The detection rate of ground glass nodules (GGNs) has increased in recent years because of their malignant potential but relatively indolent biological behavior; thus, correct GGN recognition and management has become a research focus. Many scholars have explored the underlying mechanism of the indolent progression of GGNs from several perspectives, such as pathological type, genomic mutational characteristics, and immune microenvironment. GGNs have different major mutated genes at different stages of development; EGFR mutation is the most common mutation in GGNs, and p53 mutation is the most abundant mutation in the invasive stage of GGNs. Pure GGNs have fewer genomic alterations and a simpler genomic profile and exhibit a gradually evolving genomic mutation profile as the pathology progresses. Compared to advanced lung adenocarcinoma, GGN lung adenocarcinoma has a higher immune cell percentage, is under immune surveillance, and has less immune escape. However, as the pathological progression and solid component increase, negative immune regulation and immune escape increase gradually, and a suppressive immune environment is established gradually. Currently, regular computer tomography monitoring and surgery are the main treatment strategies for persistent GGNs.
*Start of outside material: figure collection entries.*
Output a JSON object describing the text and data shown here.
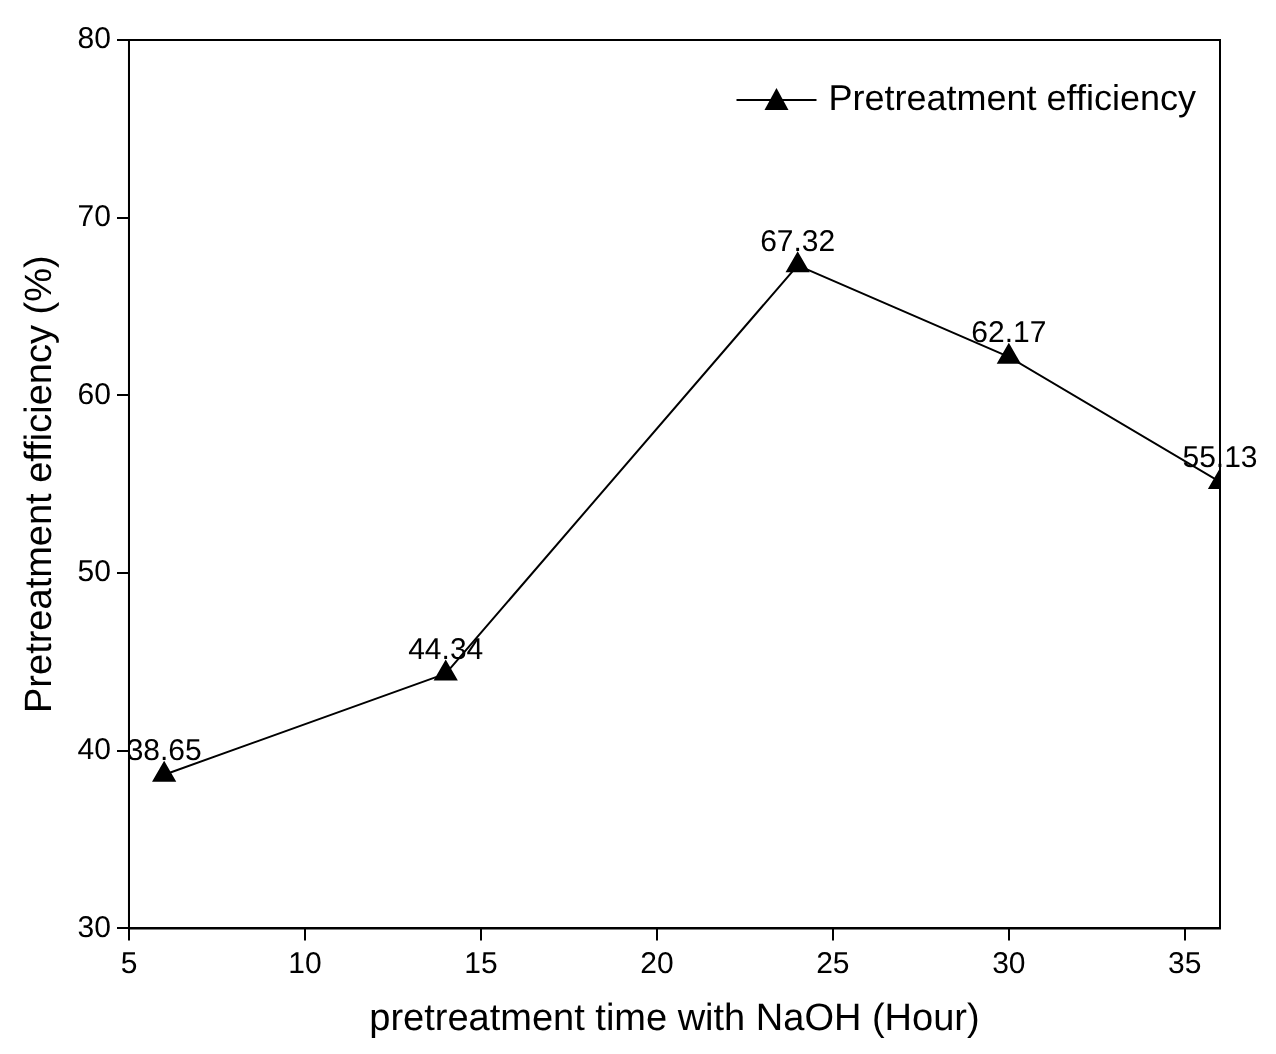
{
  "chart_data": {
    "type": "line",
    "xlabel": "pretreatment time with NaOH (Hour)",
    "ylabel": "Pretreatment efficiency (%)",
    "x": [
      6,
      14,
      24,
      30,
      36
    ],
    "series": [
      {
        "name": "Pretreatment efficiency",
        "color": "#000000",
        "values": [
          38.65,
          44.34,
          67.32,
          62.17,
          55.13
        ]
      }
    ],
    "xlim": [
      5,
      36
    ],
    "xticks": [
      5,
      10,
      15,
      20,
      25,
      30,
      35
    ],
    "ylim": [
      30,
      80
    ],
    "yticks": [
      30,
      40,
      50,
      60,
      70,
      80
    ],
    "marker": "triangle",
    "line_style": "solid",
    "grid": false,
    "legend": "top right",
    "data_labels": true
  }
}
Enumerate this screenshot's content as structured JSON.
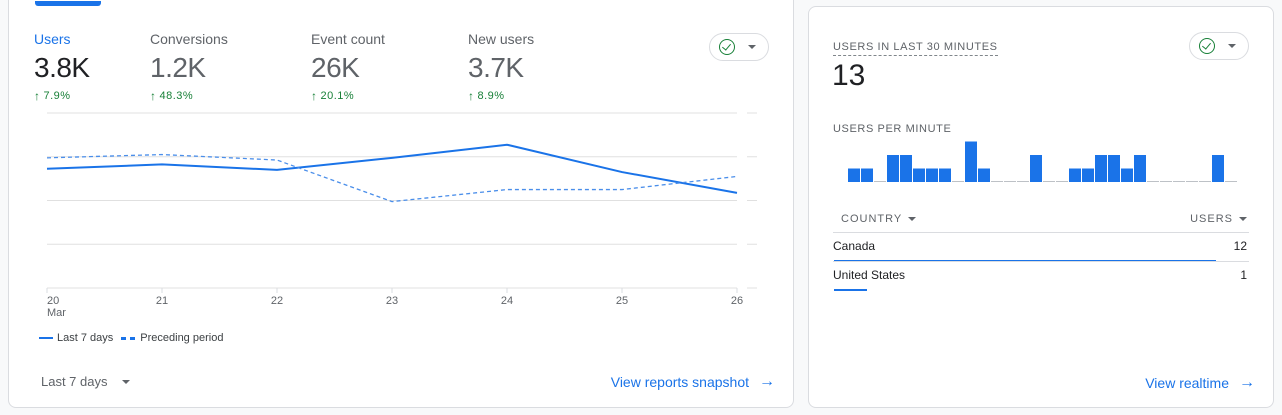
{
  "overview": {
    "metrics": [
      {
        "label": "Users",
        "value": "3.8K",
        "delta": "7.9%",
        "active": true
      },
      {
        "label": "Conversions",
        "value": "1.2K",
        "delta": "48.3%",
        "active": false
      },
      {
        "label": "Event count",
        "value": "26K",
        "delta": "20.1%",
        "active": false
      },
      {
        "label": "New users",
        "value": "3.7K",
        "delta": "8.9%",
        "active": false
      }
    ],
    "delta_arrow": "↑",
    "status_icon": "check-circle-icon",
    "legend": {
      "current": "Last 7 days",
      "previous": "Preceding period"
    },
    "date_range": "Last 7 days",
    "link": "View reports snapshot",
    "link_arrow": "→"
  },
  "chart_data": [
    {
      "type": "line",
      "title": "Users",
      "x": [
        "20",
        "21",
        "22",
        "23",
        "24",
        "25",
        "26"
      ],
      "x_sublabel": {
        "20": "Mar"
      },
      "yticks": [
        "800",
        "600",
        "400",
        "200",
        "0"
      ],
      "ylim": [
        0,
        800
      ],
      "grid": true,
      "series": [
        {
          "name": "Last 7 days",
          "style": "solid",
          "values": [
            545,
            565,
            540,
            595,
            655,
            530,
            435
          ]
        },
        {
          "name": "Preceding period",
          "style": "dashed",
          "values": [
            595,
            610,
            585,
            395,
            450,
            450,
            510
          ]
        }
      ],
      "legend": "bottom-left",
      "color": "#1a73e8"
    },
    {
      "type": "bar",
      "title": "USERS PER MINUTE",
      "categories_count": 30,
      "values": [
        1,
        1,
        0,
        2,
        2,
        1,
        1,
        1,
        0,
        3,
        1,
        0,
        0,
        0,
        2,
        0,
        0,
        1,
        1,
        2,
        2,
        1,
        2,
        0,
        0,
        0,
        0,
        0,
        2,
        0
      ],
      "ylim": [
        0,
        3
      ],
      "color": "#1a73e8"
    }
  ],
  "realtime": {
    "title": "USERS IN LAST 30 MINUTES",
    "value": "13",
    "subtitle": "USERS PER MINUTE",
    "col_country": "COUNTRY",
    "col_users": "USERS",
    "rows": [
      {
        "country": "Canada",
        "users": "12",
        "share": 0.92
      },
      {
        "country": "United States",
        "users": "1",
        "share": 0.08
      }
    ],
    "link": "View realtime",
    "link_arrow": "→"
  }
}
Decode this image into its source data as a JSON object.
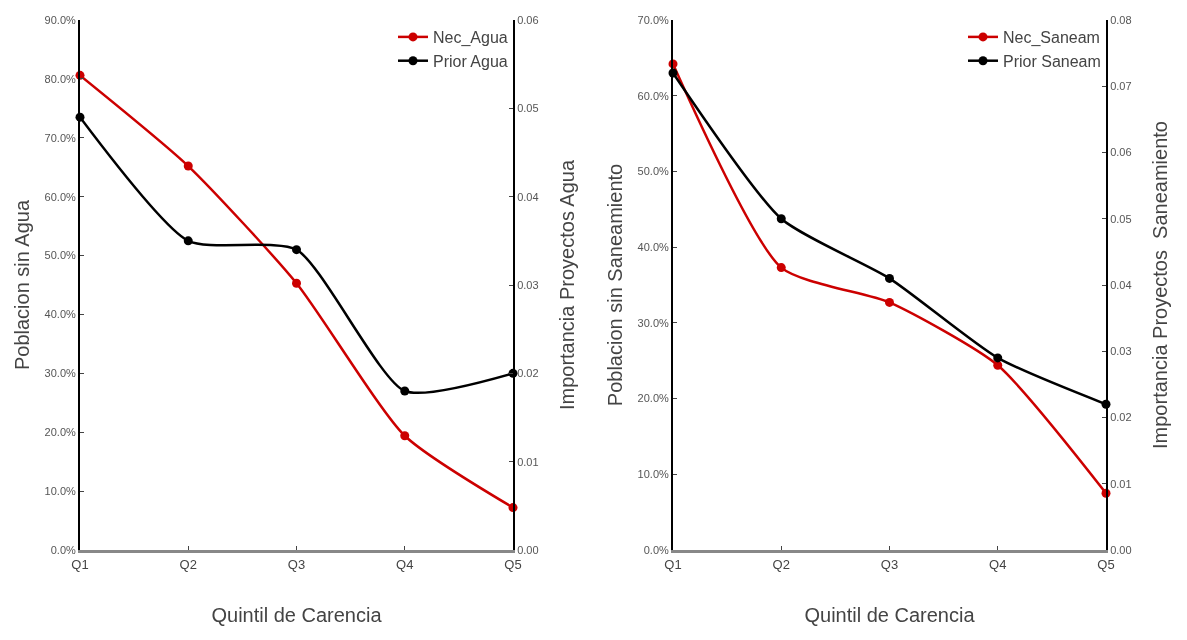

Stereotactic body radiotherapy and radiofrequency ablation are two local therapeutic alternatives, and systemic therapy has been progressively studied for lung cancer with GGNs. In the present review, we discuss the characterization of the multidimensional molecular evolution of GGNs that could facilitate more precise differentiation of such highly heterogeneous lesions, laying a foundation for the development of more effective individualized treatment plans.
磨玻璃结核的多维生物特性
近年来,磨玻璃结节(GGNs)的检出率不断上升,因为它们具有恶性潜能,但生物学行为却相对懒散;因此,正确识别和管理 GGNs 已成为研究重点。许多学者从病理类型、基因组突变特征和免疫微环境等多个角度探讨了 GGNs 进展缓慢的内在机制。GGNs在不同的发展阶段有不同的主要突变基因,表皮生长因子受体(EGFR)突变是GGNs最常见的突变,p53突变是GGNs浸润期最多的突变。纯GGNs的基因组改变较少,基因组谱较简单,随着病理进展,基因组突变谱逐渐演变。与晚期肺腺癌相比,GGN 肺腺癌的免疫细胞比例较高,处于免疫监视状态,免疫逃逸较少。但随着病理进展和实体成分的增加,免疫负调控和免疫逃逸逐渐增加,抑制性免疫环境逐渐形成。目前,定期计算机断层扫描监测和手术是顽固性 GGN 的主要治疗策略。立体定向体外放射治疗和射频消融是两种局部治疗的替代方法,而全身治疗对于伴有 GGNs 的肺癌的研究也在不断深入。在本综述中,我们讨论了 GGNs 多维分子演变的特征,这有助于更精确地区分这种高度异质性病变,为制定更有效的个体化治疗方案奠定基础。
本文章由计算机程序翻译,如有差异,请以英文原文为准。